Add snip_momentum structured pruning which supports higher sparse ratio
This PR is used to contribute snip_momentum pruning algorithm in Intel Neural Compress to DeepSpeed compression like we proposed in RFC.
The snip_momentum algo implements the algorithm described in here.
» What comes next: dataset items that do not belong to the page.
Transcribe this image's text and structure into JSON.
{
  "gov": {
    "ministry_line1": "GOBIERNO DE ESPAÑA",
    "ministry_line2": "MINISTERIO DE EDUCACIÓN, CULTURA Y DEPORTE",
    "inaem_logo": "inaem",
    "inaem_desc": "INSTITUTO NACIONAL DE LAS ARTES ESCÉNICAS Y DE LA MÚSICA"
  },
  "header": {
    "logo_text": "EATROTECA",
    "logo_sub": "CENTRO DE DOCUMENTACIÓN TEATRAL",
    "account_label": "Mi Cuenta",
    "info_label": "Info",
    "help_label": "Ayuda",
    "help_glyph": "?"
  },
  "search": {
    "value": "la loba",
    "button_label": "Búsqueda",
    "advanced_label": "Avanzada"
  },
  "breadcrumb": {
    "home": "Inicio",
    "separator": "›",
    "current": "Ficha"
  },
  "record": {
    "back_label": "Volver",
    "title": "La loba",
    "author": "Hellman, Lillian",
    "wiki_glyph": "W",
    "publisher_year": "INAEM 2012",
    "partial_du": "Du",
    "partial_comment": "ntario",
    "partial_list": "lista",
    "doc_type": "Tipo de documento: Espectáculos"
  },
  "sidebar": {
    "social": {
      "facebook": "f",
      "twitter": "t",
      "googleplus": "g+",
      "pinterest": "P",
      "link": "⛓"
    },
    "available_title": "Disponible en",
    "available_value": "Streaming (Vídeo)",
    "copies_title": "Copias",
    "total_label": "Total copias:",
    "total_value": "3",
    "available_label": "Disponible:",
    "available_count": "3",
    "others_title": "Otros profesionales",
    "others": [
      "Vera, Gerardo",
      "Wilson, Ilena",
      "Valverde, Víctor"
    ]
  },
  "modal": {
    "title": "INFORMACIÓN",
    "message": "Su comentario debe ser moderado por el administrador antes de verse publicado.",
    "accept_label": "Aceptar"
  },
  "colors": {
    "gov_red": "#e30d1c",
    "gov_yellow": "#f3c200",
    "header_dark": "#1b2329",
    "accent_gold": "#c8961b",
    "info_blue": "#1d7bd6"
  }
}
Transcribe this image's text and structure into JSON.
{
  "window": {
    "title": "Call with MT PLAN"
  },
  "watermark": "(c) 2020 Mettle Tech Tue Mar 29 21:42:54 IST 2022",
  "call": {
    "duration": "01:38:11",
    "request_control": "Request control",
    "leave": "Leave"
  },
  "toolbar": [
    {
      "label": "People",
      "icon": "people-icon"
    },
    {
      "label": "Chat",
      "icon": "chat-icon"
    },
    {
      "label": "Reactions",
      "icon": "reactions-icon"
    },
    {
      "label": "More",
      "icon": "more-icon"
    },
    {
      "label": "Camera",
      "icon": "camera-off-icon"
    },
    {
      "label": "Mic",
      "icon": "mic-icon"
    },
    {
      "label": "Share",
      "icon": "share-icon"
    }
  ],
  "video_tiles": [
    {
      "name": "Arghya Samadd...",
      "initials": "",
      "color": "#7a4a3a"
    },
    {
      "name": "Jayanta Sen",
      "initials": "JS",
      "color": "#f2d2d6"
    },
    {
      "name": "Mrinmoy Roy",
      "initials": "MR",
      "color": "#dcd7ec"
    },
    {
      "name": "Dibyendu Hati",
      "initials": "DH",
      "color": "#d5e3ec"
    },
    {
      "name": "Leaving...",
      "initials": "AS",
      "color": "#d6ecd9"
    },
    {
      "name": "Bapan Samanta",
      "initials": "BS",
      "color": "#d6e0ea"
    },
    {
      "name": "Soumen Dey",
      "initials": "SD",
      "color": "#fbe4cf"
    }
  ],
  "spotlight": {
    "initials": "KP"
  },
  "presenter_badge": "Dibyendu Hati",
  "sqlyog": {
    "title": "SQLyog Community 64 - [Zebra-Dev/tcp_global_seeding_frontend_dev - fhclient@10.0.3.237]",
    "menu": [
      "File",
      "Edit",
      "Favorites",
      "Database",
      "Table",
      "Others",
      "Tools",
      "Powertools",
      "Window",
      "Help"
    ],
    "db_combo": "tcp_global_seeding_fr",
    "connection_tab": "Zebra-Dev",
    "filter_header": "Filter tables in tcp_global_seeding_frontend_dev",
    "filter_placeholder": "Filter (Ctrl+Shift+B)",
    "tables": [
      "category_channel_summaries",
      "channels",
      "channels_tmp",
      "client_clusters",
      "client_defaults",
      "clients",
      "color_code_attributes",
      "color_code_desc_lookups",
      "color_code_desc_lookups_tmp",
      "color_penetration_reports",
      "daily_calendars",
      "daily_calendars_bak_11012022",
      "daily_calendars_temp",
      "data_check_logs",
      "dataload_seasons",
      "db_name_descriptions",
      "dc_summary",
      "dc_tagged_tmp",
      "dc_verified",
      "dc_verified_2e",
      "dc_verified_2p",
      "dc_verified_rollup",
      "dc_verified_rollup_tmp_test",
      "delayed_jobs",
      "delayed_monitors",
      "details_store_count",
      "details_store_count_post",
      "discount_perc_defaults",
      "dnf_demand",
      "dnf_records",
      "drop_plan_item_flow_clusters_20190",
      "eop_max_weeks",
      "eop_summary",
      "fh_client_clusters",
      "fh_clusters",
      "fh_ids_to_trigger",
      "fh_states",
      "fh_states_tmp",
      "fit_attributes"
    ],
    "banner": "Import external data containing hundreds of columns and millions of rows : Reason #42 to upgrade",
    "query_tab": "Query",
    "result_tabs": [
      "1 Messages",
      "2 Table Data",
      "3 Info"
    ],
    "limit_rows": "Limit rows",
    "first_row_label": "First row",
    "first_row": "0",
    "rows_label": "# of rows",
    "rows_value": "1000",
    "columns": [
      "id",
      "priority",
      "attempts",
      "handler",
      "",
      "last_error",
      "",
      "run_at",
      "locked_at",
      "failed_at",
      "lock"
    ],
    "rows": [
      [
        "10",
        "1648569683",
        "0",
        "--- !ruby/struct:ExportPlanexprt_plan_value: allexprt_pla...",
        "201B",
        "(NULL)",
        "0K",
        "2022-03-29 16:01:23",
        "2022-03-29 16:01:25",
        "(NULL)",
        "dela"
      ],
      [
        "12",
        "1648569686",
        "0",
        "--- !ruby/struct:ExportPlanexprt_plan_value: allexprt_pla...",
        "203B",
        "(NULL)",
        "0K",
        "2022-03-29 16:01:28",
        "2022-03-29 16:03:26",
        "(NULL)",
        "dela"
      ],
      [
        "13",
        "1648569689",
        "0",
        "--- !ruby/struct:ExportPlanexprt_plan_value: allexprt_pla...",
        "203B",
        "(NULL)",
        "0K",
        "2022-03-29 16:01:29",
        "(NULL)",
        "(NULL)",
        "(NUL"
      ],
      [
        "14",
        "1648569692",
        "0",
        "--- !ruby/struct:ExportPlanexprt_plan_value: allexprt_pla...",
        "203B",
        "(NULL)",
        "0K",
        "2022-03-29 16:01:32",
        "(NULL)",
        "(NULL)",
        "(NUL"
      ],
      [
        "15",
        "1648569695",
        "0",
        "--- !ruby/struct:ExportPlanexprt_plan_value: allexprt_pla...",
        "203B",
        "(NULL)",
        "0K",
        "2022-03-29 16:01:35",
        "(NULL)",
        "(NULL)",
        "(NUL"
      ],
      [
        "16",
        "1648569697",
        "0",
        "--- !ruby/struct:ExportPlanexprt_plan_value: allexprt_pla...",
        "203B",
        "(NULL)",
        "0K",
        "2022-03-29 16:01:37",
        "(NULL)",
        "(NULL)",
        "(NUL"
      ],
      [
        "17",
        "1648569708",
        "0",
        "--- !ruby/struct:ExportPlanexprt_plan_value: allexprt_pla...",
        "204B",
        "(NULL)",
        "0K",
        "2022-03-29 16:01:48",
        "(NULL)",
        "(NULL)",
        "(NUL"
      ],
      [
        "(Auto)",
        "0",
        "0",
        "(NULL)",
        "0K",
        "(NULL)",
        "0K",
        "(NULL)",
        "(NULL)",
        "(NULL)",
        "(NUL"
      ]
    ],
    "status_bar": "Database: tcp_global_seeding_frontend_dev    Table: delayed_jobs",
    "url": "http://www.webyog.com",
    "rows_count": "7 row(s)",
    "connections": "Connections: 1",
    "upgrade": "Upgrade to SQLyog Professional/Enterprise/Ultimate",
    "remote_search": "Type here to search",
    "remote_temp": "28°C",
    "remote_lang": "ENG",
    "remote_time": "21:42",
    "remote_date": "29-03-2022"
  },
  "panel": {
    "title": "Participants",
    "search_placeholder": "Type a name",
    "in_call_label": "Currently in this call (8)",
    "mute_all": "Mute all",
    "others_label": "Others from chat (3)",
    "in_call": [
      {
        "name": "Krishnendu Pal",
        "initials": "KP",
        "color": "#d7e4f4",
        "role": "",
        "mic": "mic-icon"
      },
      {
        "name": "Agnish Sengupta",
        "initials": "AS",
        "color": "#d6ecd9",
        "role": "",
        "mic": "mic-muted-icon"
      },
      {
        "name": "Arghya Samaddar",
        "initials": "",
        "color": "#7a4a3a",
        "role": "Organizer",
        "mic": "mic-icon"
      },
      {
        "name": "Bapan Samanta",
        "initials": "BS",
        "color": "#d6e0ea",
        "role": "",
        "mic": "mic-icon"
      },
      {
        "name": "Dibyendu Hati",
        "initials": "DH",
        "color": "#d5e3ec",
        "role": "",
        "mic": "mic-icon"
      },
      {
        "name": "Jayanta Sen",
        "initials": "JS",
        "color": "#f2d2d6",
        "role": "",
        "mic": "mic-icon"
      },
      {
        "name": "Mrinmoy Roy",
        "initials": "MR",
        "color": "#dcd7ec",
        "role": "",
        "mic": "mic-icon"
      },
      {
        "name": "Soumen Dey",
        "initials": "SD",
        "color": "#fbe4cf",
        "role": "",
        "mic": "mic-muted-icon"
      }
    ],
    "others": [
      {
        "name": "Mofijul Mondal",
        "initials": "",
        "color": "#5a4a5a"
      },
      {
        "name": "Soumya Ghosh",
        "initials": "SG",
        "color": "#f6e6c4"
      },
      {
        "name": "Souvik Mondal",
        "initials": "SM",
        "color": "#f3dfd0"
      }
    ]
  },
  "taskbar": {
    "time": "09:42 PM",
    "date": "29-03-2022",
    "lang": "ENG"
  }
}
We tested it on DeepSpeedExamples/compression/bert with a newly added script bash_script/pruning_sparse_snip_momentum.sh and get below results. The changes in examples is here
| pattern | sparsity ratio | pruning method | epochs | acc & mm-acc |
|---|---|---|---|---|
| 1x1 | 80% | DeepSpeed L1 | 2 | 0.8113/0.822 |
| 1x1 | 80% | Snip_momentum | 2 | 0.8176/0.822 |
| 4x1 | 80% | snip_momentum | 10 | 0.8248/0.8305 |
cc @hshen14 @wenhuach21
@microsoft-github-policy-service agree company="Intel"
Due to different algorithms may not share the same best hyperparameter, we have tried others. The main difference is we only use the second to last layer for distillation and change the lr.
| pattern | sparsity ratio | pruning method | epochs | acc & mm-acc |
|---|---|---|---|---|
| 4x1 | 80% | Snip_momentum | 2 | 0.8284/0.8388 |
| 4x1 | 80% | Snip_momentum | 6 | 0.8339/0.8418 |
tested the accuracy and looks great.
@ftian1, there is a formatting issue on the PR. The pre-commit needs to be run and the file changes committed to the branch. In particular, the following needs to be run on the repo:
pre-commit run --all-files
@xiaoxiawu-microsoft sorry for the late response due to PRC holiday and thanks for your review.
I have fixed the yapf scan issue. but in my local, the detection of destroyed symlinks always fail after merge master. not sure why it happens as everything looks good. so I push the code at first. Hope it will not waste pre-ci resources.
@xiaoxiawu-microsoft Those pre-ci errors are not related with my changes, could you pls have a check?